Intermittent bursts of abdominal wall jerky movements: belly
The present case has been reported in BMJ.

A 47-year-old woman presented with a 1-day history of sudden onset of frequent, intermittent and painful abdominal wall jerky movements, 6 days after undergoing haemorrhoidectmy. During sleep, these movements were absent. The postoperative period was uneventful and the patient was discharged home on day 2 with oral clindamycine and metronidazole.

The appearance of these movements prompted the A&E interns to think about intestinal obstruction and accordingly they consulted the general surgical department; the surgeon suggested symptomatic treatment with watchful waiting and nothing by mouth.
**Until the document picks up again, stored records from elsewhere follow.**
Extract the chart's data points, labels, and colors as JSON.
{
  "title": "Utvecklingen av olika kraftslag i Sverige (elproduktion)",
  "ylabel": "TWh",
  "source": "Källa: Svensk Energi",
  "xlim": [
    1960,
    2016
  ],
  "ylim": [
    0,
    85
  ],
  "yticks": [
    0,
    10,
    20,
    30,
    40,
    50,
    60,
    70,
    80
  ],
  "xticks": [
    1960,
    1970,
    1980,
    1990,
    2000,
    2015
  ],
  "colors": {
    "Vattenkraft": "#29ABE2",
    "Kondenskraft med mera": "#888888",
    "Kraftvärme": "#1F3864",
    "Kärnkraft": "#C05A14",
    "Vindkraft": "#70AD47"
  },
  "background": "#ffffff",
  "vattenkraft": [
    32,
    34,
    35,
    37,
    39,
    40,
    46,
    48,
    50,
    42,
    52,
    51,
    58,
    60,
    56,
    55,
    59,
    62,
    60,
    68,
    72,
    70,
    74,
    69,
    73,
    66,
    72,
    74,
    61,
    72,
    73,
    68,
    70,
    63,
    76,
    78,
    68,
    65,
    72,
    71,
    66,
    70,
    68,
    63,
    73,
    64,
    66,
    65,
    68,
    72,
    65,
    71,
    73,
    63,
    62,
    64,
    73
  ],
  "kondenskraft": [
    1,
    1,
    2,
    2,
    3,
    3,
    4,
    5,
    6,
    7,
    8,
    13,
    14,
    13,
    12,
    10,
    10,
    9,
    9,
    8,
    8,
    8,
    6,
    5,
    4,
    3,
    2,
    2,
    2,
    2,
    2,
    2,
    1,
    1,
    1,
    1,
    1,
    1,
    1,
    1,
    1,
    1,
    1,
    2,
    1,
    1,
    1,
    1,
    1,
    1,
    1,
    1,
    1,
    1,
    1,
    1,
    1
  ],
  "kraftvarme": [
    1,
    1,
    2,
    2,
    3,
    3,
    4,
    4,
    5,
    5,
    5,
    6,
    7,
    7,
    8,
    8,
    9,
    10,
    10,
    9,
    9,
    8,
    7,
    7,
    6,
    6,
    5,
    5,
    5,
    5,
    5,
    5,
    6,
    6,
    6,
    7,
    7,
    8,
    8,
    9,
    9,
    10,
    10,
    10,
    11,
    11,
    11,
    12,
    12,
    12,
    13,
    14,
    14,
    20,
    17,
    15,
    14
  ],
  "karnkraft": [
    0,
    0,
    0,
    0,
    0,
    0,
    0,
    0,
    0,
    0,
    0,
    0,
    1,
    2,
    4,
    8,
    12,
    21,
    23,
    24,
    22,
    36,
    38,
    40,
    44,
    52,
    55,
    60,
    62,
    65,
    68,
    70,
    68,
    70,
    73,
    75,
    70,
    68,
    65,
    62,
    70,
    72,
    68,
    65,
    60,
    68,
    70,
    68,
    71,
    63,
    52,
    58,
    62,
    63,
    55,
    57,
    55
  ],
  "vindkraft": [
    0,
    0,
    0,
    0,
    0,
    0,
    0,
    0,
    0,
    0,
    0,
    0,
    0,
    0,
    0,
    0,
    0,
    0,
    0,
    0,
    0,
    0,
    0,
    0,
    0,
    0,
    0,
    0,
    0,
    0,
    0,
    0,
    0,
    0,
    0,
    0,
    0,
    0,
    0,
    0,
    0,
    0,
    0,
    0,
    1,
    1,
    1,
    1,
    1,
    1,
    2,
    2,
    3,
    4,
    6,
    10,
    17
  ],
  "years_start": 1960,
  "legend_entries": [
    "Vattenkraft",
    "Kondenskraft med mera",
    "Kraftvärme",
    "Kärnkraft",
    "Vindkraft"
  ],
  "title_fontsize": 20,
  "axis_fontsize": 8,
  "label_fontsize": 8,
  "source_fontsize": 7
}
However, on day 3, these movements represented belly dancer's syndrome. Brain and spinal MRI were unremarkable, as were her blood tests, chest CT scan and transthoracic echocardiography; diaphragmatic fluoroscopy and abdominal wall/diaphragmatic electromyography were not done.

She was prescribed intravenous diphenhydramine and oral diazepam; her complaints disappeared completely 3 days later and have never recurred.

Learning points
• Belly dancer's syndrome is a form of diaphragmatic myoclonic jerks (or flutter) which can result in chest and/or abdominal pain and dyspnoea. Therefore, an alternative diagnosis usually comes to mind.

• Clinically, frequent, intermittent and often rhythmic involuntary undulations of the abdomen are observed.

• Diaphragmatic fluoroscopy and electromyography are the key diagnostic tools. In spite of the long list of pathologically defined causes behind this syndrome, several cases are idiopathic and some are psychogenic.